Some suggestions to honor the situation would be #11 toilet paper in all of the stadium's commodes. Or perhaps $11 off every game ticket next season. Or perhaps the Bills, much like Jet Blue has a promotional upgrade during games, could do the same. "We'd like to congratulate ‘so-and-so' who are this game's honorees for the "# 11 seat upgrades!" And then the fortunate ‘winners' would be whisked away by security to sit in the seats in row 40 in the upper corner of the upper decks, …. facing the wind! That would perhaps serve as a symbolic and appropriate reminder the #11 era. The slogan could be, "I must be in the front row…!"

How about turning it into an insult of sorts in Buffalo; "Hey, you can go straight to ‘number 11'," or "don't bring your ‘number 11' around here!" The complaints counter at all Western New York stores can be renamed the "Number 11" counter. And the next time you are at the hospital and here a call, "Calling Doctor Howard, Dr. Fine, Dr. Howard, we have a #11 in room 412!", just realize that it's some sort of life-threatening emergency. As well, for the kids, since seeing the letter "F" these days apparently is so traumatic in the age of the "new education," the grading system can be altered to be judged on an A, B, C, D, or "11" scale. "Son, is there any reason why you have two ‘11s' on your report card?"

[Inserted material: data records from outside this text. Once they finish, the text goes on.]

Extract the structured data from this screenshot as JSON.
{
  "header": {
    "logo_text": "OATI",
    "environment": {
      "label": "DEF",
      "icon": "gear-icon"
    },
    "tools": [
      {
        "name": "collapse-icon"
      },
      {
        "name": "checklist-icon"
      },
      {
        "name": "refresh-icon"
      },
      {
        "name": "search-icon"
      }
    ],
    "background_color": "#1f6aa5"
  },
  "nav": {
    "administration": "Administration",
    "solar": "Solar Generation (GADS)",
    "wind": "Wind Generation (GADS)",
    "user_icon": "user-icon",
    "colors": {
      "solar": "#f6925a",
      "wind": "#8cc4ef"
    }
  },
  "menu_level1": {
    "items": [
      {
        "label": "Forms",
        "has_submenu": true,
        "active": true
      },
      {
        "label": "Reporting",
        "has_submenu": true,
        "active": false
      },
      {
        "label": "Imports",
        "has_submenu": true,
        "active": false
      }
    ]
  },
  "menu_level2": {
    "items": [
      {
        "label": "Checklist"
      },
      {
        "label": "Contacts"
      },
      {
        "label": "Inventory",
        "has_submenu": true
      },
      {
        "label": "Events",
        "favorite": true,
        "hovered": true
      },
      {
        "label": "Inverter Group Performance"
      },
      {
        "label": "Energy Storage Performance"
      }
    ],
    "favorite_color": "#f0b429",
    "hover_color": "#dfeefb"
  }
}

I have a better idea however. Let's turn this into an event. Let's make it one of the "special event days" that the team has throughout each season. It would be at halftime. Heck, the draw may be so rave that this may be a good mid-March event.

Better yet, in keeping with the symbolism associated with "number 11", the Bills should perhaps schedule the event during the bye-week as if there is actually an event or a game. They shouldn't tell fans, rather they should double the price of tickets that day and have something promoted on the ticket that will not actually be at the stadium that day in full memoriam of the "11-era." They can then hold the special event as a solo event. After the event, fans can divide themselves over whether or not the price and money paid was worth all the hoopla giving them one last remembrance in send-off of the #11 era.

Instead of a large inflated buffalo bills tunnel, the Bills could have an enormous inflatable gravestone made with "# 11 R.I.P." on it. Instead of shout music, a dirge would be played. The Jills could come out in their best Goth attire and shake their 11's at the fans. A casket with a jersey with the number "11" on it draped over it would then be loaded into a hearse and driven into the gravestone tunnel. If it would please the fans, perhaps a large cracked "Humpty" egg mockup could be underneath the drape.

And then, the capstone moment, as the fans' attention is directed underneath Ralph Wilson's box, a conspicuous flag hanging on the famous "Wall of Fame" would be released with the number "11" yet with no name attached to it, just a blank space, or perhaps a black circle or black gravestone shape, symbolizing the moratorium on #11 and indefinitely retiring the bane of the Bills.

Then to mark the event, and again, in keeping with the symbolism of "11", Commander Tom could tell fans that he's "reduced" the price of a beer or a hot dog for that game to $11 and insist what a great deal that is, and treating the fans even further ala the Commander Tom bait-and-switch management methodology in Buffalo.

Either way, methinks that the team owes it to the fans to shed the stigma of 11.